第3章 【お強請りの仕方】
そう返事をすると、いつもは表情筋が死んでいるくせにこういう時は顔を輝かせる。
そして気分が良くなったのか『珈琲淹れてきますね』と言って台所へ向かう。その後ろ姿を眺めながら、頬杖をつく。好きな女に貢ぐのは嫌いじゃない。寧ろそうでもない女に貢いでいた俺だ。嫌な訳が無い。それは良いのだ。ただ問題なのが……。
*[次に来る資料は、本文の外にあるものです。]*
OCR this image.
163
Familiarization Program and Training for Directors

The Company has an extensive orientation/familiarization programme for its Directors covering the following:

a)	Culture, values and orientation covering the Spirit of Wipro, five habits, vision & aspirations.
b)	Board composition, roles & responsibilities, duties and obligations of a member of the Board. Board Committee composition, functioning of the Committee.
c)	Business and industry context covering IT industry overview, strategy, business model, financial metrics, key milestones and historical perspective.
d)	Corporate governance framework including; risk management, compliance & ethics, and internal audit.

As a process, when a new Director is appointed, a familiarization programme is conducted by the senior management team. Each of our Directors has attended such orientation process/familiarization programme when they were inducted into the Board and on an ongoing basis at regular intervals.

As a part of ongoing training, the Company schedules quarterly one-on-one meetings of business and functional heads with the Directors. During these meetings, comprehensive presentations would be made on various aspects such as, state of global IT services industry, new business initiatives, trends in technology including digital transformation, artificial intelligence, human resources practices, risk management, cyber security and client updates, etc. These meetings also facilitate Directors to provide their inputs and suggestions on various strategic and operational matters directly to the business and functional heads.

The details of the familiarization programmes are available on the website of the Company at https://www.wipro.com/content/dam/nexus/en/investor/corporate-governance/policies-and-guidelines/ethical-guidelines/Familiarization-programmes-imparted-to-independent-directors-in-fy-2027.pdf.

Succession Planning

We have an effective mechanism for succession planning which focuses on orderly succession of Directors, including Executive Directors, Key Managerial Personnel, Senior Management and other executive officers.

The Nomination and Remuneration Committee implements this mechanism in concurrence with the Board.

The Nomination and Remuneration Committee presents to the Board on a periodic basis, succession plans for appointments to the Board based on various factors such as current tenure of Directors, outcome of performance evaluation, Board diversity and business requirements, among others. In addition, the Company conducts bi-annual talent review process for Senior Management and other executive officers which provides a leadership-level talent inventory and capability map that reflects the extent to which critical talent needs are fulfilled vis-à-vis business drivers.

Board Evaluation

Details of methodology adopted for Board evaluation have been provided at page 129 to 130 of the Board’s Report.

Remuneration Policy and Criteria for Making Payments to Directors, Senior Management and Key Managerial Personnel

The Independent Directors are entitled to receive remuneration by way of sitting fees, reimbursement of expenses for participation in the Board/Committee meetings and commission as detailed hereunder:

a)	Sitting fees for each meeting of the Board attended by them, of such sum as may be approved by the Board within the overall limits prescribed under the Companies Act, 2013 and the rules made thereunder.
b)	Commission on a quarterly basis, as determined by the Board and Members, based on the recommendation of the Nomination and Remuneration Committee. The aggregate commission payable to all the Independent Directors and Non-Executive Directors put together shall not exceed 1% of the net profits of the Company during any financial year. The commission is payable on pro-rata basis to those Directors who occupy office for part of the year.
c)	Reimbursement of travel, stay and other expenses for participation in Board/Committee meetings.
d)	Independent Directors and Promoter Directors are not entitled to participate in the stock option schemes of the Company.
は義理堅い奴で、買ってもらうなら何かやれる事は無いかと聞いてくる。だから俺はいつも、お前だけが欲しいと言う。その度にいつも『キザ…』と言ってくるが、もう慣れた。
ベッドの上に行くと、珈琲を両手に持った彼女が机に戻ってくる。
「こっちに来い」
『…………』
「プリン1年分」
『行きます』
膝の上に座る様に促すと、大人しく言う通りにする彼女。長い髪を梳いて掬い上げると口付けをひとつ零す。「こっちを向け」と言うと、嫌々ながらも体勢を変えてくれる。
「……俺はお前が居れば、それで良いんだ」
『?』
呟く様に言えば、首を傾げる。そんな彼女の頬に手を添え一言。
「お前の為なら何だってやれるし、いくらでも金を出す」
『……』
彼女は黙って彼の口から紡がれる言葉を聞く。
「だから……俺の傍から離れるな」
最後に力なくそう言うと唇に口付ける。それは短いもので、お互いの顔が離れると暫く見つめ合う。そして彼女がため息をひとつ零した。ドフラミンゴは自分が言ったことを彼女がどう受け止めたのかを知りたかった。しかしそれは彼女の次の一言によって、解決する。
『私はもう…ドフラミンゴさんからは離れられないと思います。だって貴方は独占欲が強いから』
「……理由になって無くないか?」
『まぁ、つまり……ドフラミンゴさんの隣に居ると落ち着くので』
そう言って柔らかく笑う彼女を見て「…フッフッフ」と、いつもの笑みに戻る。そしてもう一度彼女に口付けをする。今度は深くて濃いものを。